Abstract

Effect of preconditioning with ischemia, adenosine and SIN-1 of reperfusion-induced arrhythmias and purine release in isolated rat hearts

BACKGROUND: Adenosine is an important mediator of ischemic preconditioning (IPC) -induced cardioprotection in most species, excluding rat.
OBJECTIVE: To test the hypothesis that changes in adenosine metabolism induced by IPC, and/or by adenosine administered to mimic IPC, substantially differ between rat and other species. In addition, a hypothesis was tested that nitric oxide mediates the protective effect of IPC in rat heart.
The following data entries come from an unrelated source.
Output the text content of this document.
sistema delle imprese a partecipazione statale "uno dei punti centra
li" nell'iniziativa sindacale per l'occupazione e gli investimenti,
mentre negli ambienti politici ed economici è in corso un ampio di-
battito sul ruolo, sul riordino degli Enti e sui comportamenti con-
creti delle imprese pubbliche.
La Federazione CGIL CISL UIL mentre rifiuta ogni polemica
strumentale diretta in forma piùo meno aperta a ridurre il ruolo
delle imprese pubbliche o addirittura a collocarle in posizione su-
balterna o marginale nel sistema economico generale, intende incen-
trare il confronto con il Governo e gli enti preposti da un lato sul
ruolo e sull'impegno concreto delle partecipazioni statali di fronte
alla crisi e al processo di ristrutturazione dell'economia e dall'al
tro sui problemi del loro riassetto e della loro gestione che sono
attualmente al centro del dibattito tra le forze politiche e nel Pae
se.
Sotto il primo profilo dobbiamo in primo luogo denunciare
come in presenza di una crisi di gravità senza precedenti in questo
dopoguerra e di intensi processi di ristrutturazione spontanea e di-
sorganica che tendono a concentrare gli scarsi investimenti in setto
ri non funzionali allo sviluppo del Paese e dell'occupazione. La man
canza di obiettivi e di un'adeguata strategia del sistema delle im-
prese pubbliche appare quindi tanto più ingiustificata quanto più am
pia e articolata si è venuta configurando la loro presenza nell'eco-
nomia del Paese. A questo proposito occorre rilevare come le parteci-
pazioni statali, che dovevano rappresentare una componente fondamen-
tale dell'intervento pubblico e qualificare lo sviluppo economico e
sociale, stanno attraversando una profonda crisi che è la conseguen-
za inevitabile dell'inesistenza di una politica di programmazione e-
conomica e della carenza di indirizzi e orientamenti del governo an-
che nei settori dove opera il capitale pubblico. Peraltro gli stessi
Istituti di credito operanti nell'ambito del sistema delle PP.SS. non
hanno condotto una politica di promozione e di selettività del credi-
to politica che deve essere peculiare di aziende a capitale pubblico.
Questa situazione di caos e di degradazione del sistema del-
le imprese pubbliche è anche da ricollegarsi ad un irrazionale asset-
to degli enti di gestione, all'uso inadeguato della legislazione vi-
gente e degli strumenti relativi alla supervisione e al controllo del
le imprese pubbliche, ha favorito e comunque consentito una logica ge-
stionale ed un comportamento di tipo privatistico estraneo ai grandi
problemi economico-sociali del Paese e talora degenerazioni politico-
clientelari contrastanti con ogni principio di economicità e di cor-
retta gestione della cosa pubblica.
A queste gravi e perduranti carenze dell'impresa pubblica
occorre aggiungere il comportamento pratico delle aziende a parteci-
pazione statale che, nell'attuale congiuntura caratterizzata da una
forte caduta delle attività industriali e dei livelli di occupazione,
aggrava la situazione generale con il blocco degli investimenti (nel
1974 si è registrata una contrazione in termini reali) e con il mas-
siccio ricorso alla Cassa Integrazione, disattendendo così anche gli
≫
METHODS: Reperfusion arrhythmias and effluent adenosine, inosine, hypoxanthine, xanthine and uric acid were examined in Langendorff perfused rat hearts subjected to 10 mins ischemia and 10 mins reperfusion. The hearts either were not pretreated before the 10 min ischemia (control group) or were preconditioned with 5 mins ischemia/5 mins reperfusion (IPC 5 min group), 5 mins ischemia/15 mins reperfusion (IPC 15 min group), 5 mins infusion of 10 mM adenosine followed by 5 mins washout (Ado[PC] group), and 5 mins infusion of 10 mM of the nitric oxide donor 3-morpholino-sydnonimine-hydrochloride (SIN-1), followed by 5 mins washout (SIN[PC] group).
RESULTS: Reperfusion arrhythmias were attenuated in the hearts subjected to IPC, an effect more pronounced in the IPC 5 min than in IPC 15 min group. Reperfusion arrhythmias were not affected in the Ado(PC) group and were significantly attenuated in the SIN(PC) group. Adenosine concentration was 0.28 mM, and micromolar concentrations of other purines were found in the effluent immediately upon reperfusion following preconditioning ischemia. The purines declined during the subsequent minutes of reperfusion. Similar profiles of purines were observed in the Ado(PC) group upon adenosine washout, although the maximum concentrations of purines were generally smaller in the Ado(PC) group, suggesting smaller interstitial concentrations of adenosine in this group. However, 10 mM adenosine attenuated by 63%, 56% and 53% the elevation of left ventricular developed pressure, +dp/dt and -dp/dt induced by 2.5 nM isoproterenol, confirming the efficacy of the adenosine infusion to stimulate adenosine receptors. During the reperfusion period following 10 mins ischemia, neither coronary flow nor release of purine metabolites differed between the control and IPC groups, while in the Ado(PC) group the release of inosine, hypoxanthine, xanthine and uric acid was significantly elevated compared with controls. Purine release was the same in the SIN(PC) group and in controls.
CONCLUSIONS: In rat hearts, IPC-induced protection against reperfusion arrhythmias is not mediated by adenosine, an effect not likely to be explained by peculiarities in adenosine metabolism in this preparation. Nitric oxide is able to mimic the effect of IPC on reperfusion arrhythmias in rat heart, supporting the view that nitric oxide may be one of the endogenous substances triggering IPC.